Pengaturannya per gudang: buka Inventory ‣ Configuration ‣ Warehouses, pilih gudangnya, lalu di tab Warehouse Configuration pastikan:
- Incoming Shipments = Receive goods directly (1 step)
- Outgoing Shipments = Deliver goods directly (1 step)
Pilihan Shipments di form gudang baru terlihat jika fitur Multi-Step Routes aktif (Inventory ‣ Configuration ‣ Settings › bagian Warehouse). Jumlah langkah masuk dan keluar juga tidak harus sama — misalnya terima 1 langkah, tapi kirim 3 langkah (pick + pack + ship) bila operasional gudang membutuhkannya.
Dari purchase order ke receipt
Receipt lahir otomatis dari purchase order. Buat PO seperti biasa (lihat panduan Purchase Order & Vendor): Purchase › New, pilih vendor, tambahkan produk, lalu Confirm Order.
Begitu PO terkonfirmasi, tombol pintar Receipt muncul di atas form. Klik untuk membuka dokumen penerimaan gudang WH/IN.
Proses penerimaan barang
Saat barang dari vendor tiba, buka form receipt tersebut dan klik Validate. Receipt berpindah ke tahap Done — stok gudang otomatis bertambah.
Kembali ke PO lewat breadcrumbs di atas form: kolom Received pada baris produk kini sama dengan jumlah yang dipesan — bukti penerimaan tercatat rapi.
Dari sales order ke delivery
Delivery order pun lahir otomatis dari sales order.
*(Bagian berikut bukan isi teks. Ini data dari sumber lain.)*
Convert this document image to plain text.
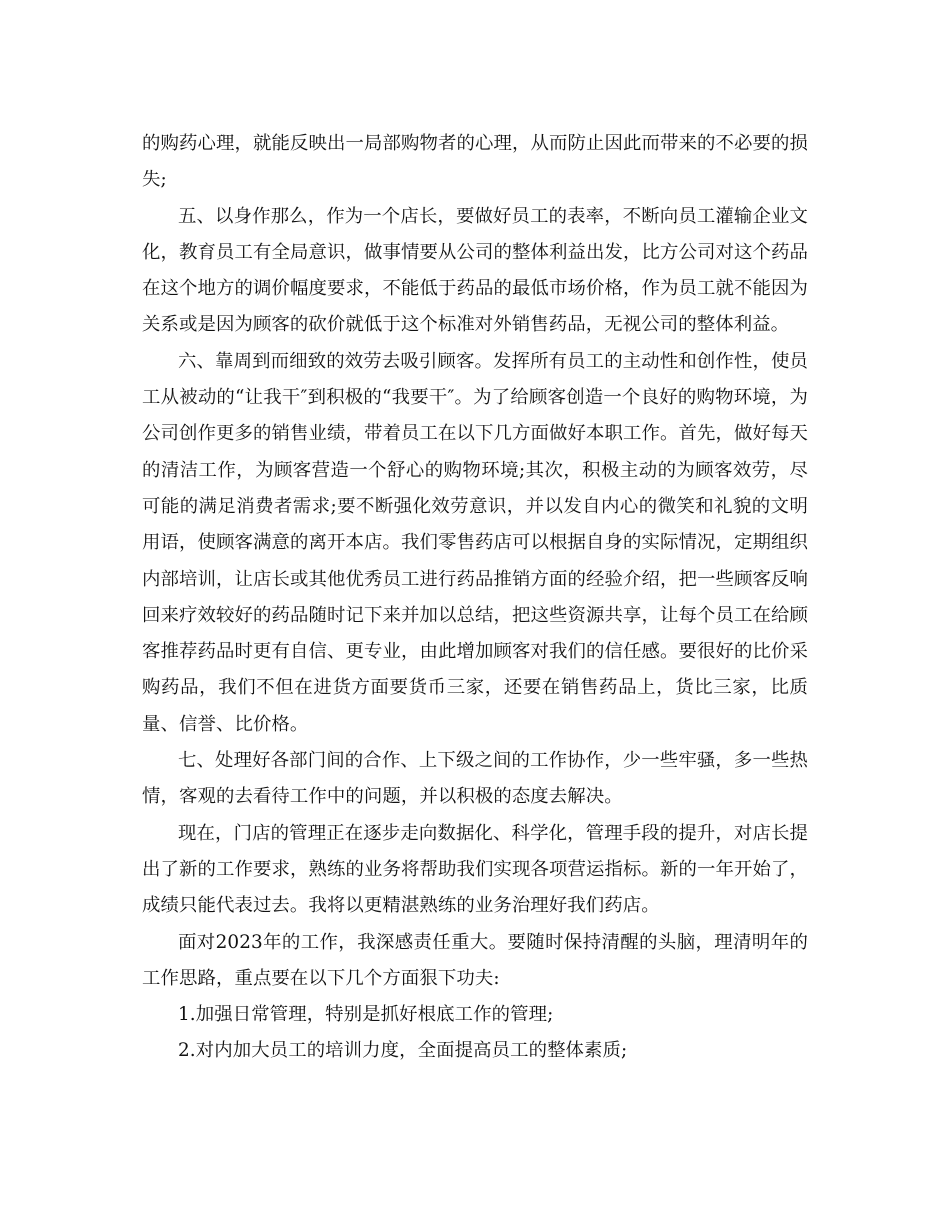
的购药心理，就能反映出一局部购物者的心理，从而防止因此而带来的不必要的损失;

五、以身作那么，作为一个店长，要做好员工的表率，不断向员工灌输企业文化，教育员工有全局意识，做事情要从公司的整体利益出发，比方公司对这个药品在这个地方的调价幅度要求，不能低于药品的最低市场价格，作为员工就不能因为关系或是因为顾客的砍价就低于这个标准对外销售药品，无视公司的整体利益。

六、靠周到而细致的效劳去吸引顾客。发挥所有员工的主动性和创作性，使员工从被动的“让我干″到积极的“我要干″。为了给顾客创造一个良好的购物环境，为公司创作更多的销售业绩，带着员工在以下几方面做好本职工作。首先，做好每天的清洁工作，为顾客营造一个舒心的购物环境;其次，积极主动的为顾客效劳，尽可能的满足消费者需求;要不断强化效劳意识，并以发自内心的微笑和礼貌的文明用语，使顾客满意的离开本店。我们零售药店可以根据自身的实际情况，定期组织内部培训，让店长或其他优秀员工进行药品推销方面的经验介绍，把一些顾客反响回来疗效较好的药品随时记下来并加以总结，把这些资源共享，让每个员工在给顾客推荐药品时更有自信、更专业，由此增加顾客对我们的信任感。要很好的比价采购药品，我们不但在进货方面要货币三家，还要在销售药品上，货比三家，比质量、信誉、比价格。

七、处理好各部门间的合作、上下级之间的工作协作，少一些牢骚，多一些热情，客观的去看待工作中的问题，并以积极的态度去解决。

现在，门店的管理正在逐步走向数据化、科学化，管理手段的提升，对店长提出了新的工作要求，熟练的业务将帮助我们实现各项营运指标。新的一年开始了，成绩只能代表过去。我将以更精湛熟练的业务治理好我们药店。

面对2023年的工作，我深感责任重大。要随时保持清醒的头脑，理清明年的工作思路，重点要在以下几个方面狠下功夫:

1.加强日常管理，特别是抓好根底工作的管理;

2.对内加大员工的培训力度，全面提高员工的整体素质;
Buat SO seperti biasa (lihat panduan Sales Order & Customer): Sales › New, pilih customer, tambahkan produk, lalu Confirm.
Begitu SO terkonfirmasi, tombol pintar Delivery muncul di atas form. Klik untuk membuka dokumen pengiriman gudang WH/OUT.
Proses pengiriman barang
Saat barang siap dikirim, buka form delivery tersebut:
- Isi kolom Quantity sesuai jumlah pesanan di kolom Demand (atau lebih kecil bila kirim sebagian).
- Klik Validate — delivery order berpindah ke tahap Done, dan stok gudang otomatis berkurang.
Kembali ke SO lewat breadcrumbs: kolom Delivered kini sesuai jumlah pesanan. Jika kebijakan penagihan produk memakai Invoice what is delivered, di titik inilah invoice baru bisa dibuat.
Dua pintu gudang, satu pola
- Barang masuk — PO dikonfirmasi → Receipt (WH/IN) → Validate → stok bertambah, kolom Received terisi.
- Barang keluar — SO dikonfirmasi → Delivery (WH/OUT) → Validate → stok berkurang, kolom Delivered terisi.
Polanya identik dan selalu tersambung ke dokumen sumbernya — jadi angka stok, pesanan, dan tagihan tidak pernah berjalan sendiri-sendiri.